How Can I change for mirotik cloud (ddns) update and mikrotik update checking with vpn ?
Because I have vpn connection
As @erkexzcx has suggested, you can make the router itself use the VPN tunnel to connect to mikrotik.com destinations, by using action=mark-routing
rules in chain output
of /ip firewall mangle
. But you have to set use-local-address
under /ip cloud advanced
, and hope that it will work the expected way. When set to no
, the DDNS resolves the xxxx.sn.mynetname.net
FQDN to the IP address from which it has received the update request, which is the public IP of the remote VPN server; when set to yes, the update request contains the local IP of the router, which I assume is the one attached to the interface through which the update request has been routed.
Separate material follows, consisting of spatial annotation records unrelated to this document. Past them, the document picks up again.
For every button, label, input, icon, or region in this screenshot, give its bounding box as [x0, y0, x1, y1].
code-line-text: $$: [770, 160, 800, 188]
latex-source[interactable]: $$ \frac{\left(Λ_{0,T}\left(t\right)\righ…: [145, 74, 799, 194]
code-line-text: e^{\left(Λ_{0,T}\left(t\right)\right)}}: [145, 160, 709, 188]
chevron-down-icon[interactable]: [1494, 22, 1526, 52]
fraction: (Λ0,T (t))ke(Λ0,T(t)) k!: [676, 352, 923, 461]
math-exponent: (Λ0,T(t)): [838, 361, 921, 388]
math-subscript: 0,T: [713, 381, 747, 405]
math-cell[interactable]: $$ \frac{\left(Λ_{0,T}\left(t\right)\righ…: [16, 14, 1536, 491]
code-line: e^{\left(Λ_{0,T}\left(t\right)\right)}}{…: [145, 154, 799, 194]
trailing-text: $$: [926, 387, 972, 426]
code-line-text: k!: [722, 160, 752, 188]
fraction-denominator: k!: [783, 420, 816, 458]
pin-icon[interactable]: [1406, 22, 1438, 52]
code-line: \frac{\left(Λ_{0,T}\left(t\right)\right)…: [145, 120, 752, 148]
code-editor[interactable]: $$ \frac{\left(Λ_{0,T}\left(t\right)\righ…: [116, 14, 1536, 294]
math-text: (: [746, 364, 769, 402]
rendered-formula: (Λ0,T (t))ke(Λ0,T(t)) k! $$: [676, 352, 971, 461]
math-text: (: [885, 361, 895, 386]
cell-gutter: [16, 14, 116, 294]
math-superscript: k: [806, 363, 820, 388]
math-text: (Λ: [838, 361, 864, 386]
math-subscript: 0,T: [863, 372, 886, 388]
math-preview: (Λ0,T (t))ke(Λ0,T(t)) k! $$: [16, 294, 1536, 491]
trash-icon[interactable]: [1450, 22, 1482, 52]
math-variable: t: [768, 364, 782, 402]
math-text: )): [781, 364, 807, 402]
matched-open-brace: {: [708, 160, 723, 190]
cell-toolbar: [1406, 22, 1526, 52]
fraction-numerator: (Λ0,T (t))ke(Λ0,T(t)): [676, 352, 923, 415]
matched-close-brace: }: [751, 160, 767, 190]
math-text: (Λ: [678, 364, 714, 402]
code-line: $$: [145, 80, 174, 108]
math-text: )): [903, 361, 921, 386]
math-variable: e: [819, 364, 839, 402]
[speculation]the ddns update process checks the routing table main before actually sending the packet, so when the mangle rules assign the routing-mark and thus change the routing-table actually used, the address in the update request remains the one that would be used if the packet wasn't redirected.[/speculation].
However, I'd be afraid that the authorities might be scanning responses from sn.mynetname.net, and if they spot a response that contains an IP address from the range assigned to one of your country's ISPs, they would easily track down the user of that address at that time.
So spawning a virtual router (CHR) in some data center abroad, with a fixed address, might be a safer option.